Il faut rappeler que de 2007 à 2012, le nombre de morts sur les routes avait été réduit grâce à la politique volontariste de Nicolas SARKOZY de plus de 25% passant de 4620 à 3445 morts. Dans le même temps, le bilan de François HOLLANDE est bien maigre puisque le nombre de morts est passé de 3268 morts en 2013 à 3464 morts en 2015 soit une hausse de 196 morts.

Si l’on peut cependant se féliciter de la baisse du nombre d’accidents corporels de 3,6% par rapport à 2014, le nombre d’automobilistes tués sur les routes est en explosion passant de 1612 morts en 2014 à 1798 morts en 2015, soit une hausse de 8% en seulement 1 an.

Yves NICOLIN appelle le gouvernement à agir pour assurer la sécurité des Français sur les routes.

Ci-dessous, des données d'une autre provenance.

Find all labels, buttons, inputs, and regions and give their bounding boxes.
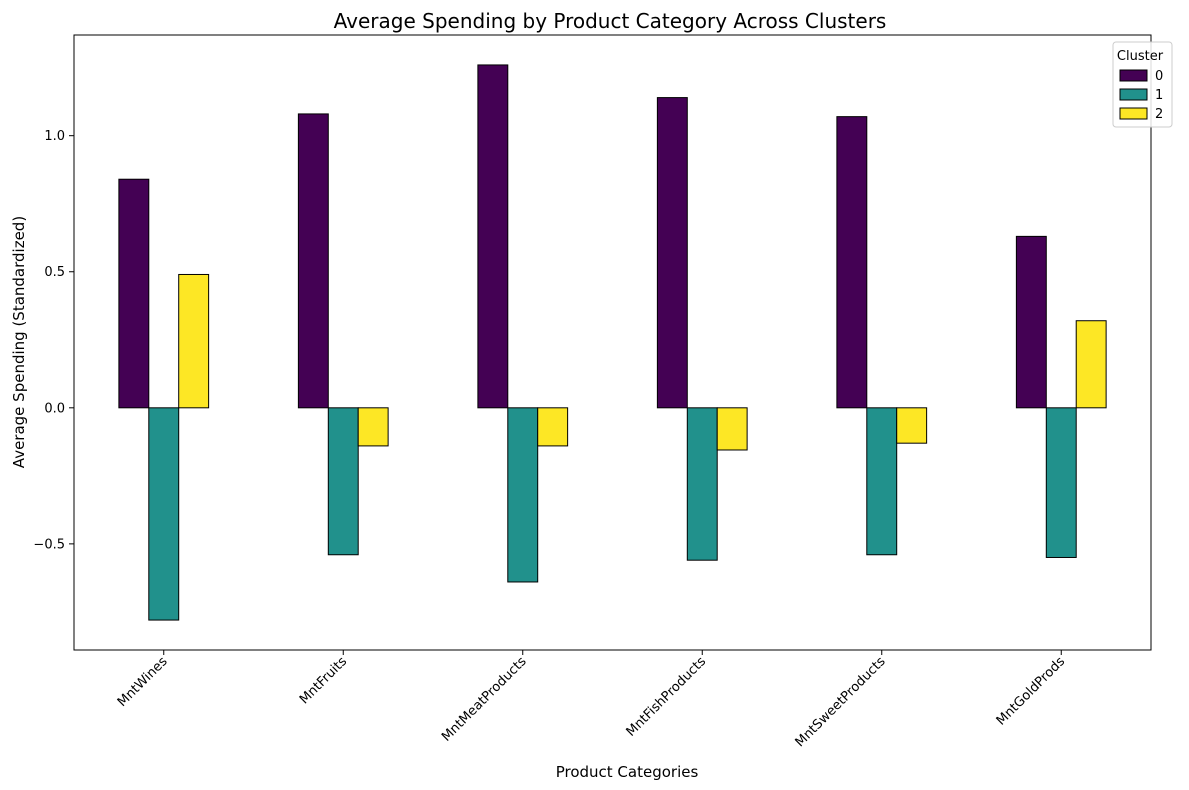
bar-cluster-2: [716, 407, 748, 451]
y-axis: −0.5 0.0 0.5 1.0: [33, 129, 74, 552]
legend-label: 0: [1155, 69, 1163, 84]
x-tick-label: MntWines: [115, 654, 171, 710]
legend-label: 2: [1155, 107, 1163, 122]
bar-cluster-1: [686, 407, 718, 561]
x-tick-label: MntFruits: [297, 654, 350, 707]
legend-label: 1: [1155, 88, 1163, 103]
bar-cluster-2: [537, 407, 569, 447]
bar-cluster-2: [178, 273, 210, 409]
bars-group: [118, 64, 1107, 621]
x-axis: MntWines MntFruits MntMeatProducts MntFishP…: [115, 650, 1068, 750]
legend-box: [1112, 41, 1173, 128]
bar-cluster-0: [656, 97, 688, 409]
legend-title: Cluster: [1117, 49, 1164, 64]
chart-title: Average Spending by Product Category Acr…: [334, 9, 887, 33]
bar-cluster-2: [1075, 320, 1107, 409]
x-tick-label: MntGoldProds: [994, 654, 1068, 728]
bar-cluster-0: [118, 178, 150, 409]
bar-cluster-1: [507, 407, 539, 583]
bar-cluster-1: [866, 407, 898, 556]
plot-area-frame: [73, 34, 1152, 651]
bar-cluster-1: [1045, 407, 1077, 558]
y-tick-label: 0.5: [44, 265, 65, 280]
y-axis-label: Average Spending (Standardized): [10, 216, 28, 468]
bar-cluster-1: [327, 407, 359, 556]
bar-cluster-2: [896, 407, 928, 444]
y-tick-label: 0.0: [44, 401, 65, 416]
x-tick-label: MntFishProducts: [624, 654, 710, 740]
legend-swatch-2: [1119, 107, 1148, 120]
bar-cluster-0: [836, 116, 868, 409]
bar-cluster-0: [477, 64, 509, 409]
bar-cluster-1: [148, 407, 180, 621]
bar-cluster-0: [297, 113, 329, 409]
legend-swatch-0: [1119, 69, 1148, 82]
y-tick-label: 1.0: [44, 129, 65, 144]
x-axis-label: Product Categories: [556, 763, 699, 781]
legend: Cluster 0 1 2: [1112, 41, 1173, 128]
y-tick-label: −0.5: [33, 537, 65, 552]
legend-swatch-1: [1119, 88, 1148, 101]
x-tick-label: MntMeatProducts: [439, 654, 530, 745]
x-tick-label: MntSweetProducts: [793, 654, 889, 750]
bar-cluster-2: [357, 407, 389, 447]
bar-cluster-0: [1015, 235, 1047, 409]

Les principales causes d’accidents sont connues : alcools et stupéfiants causes de 30% des accidents et vitesse excessive ou inadaptée cause de 32% des accidents.

Alors que le gouvernement prévoyait de contraventionnaliser le défaut de permis de conduire, il est impératif au contraire d’améliorer le ciblage des dépistages d’alcoolémie et de stupéfiants dont le taux de positivité est actuellement trop bas (2,9% de positifs sur 10,8 millions de dépistages d’alcoolémie en 2014) ce qui indique un ciblage insuffisant.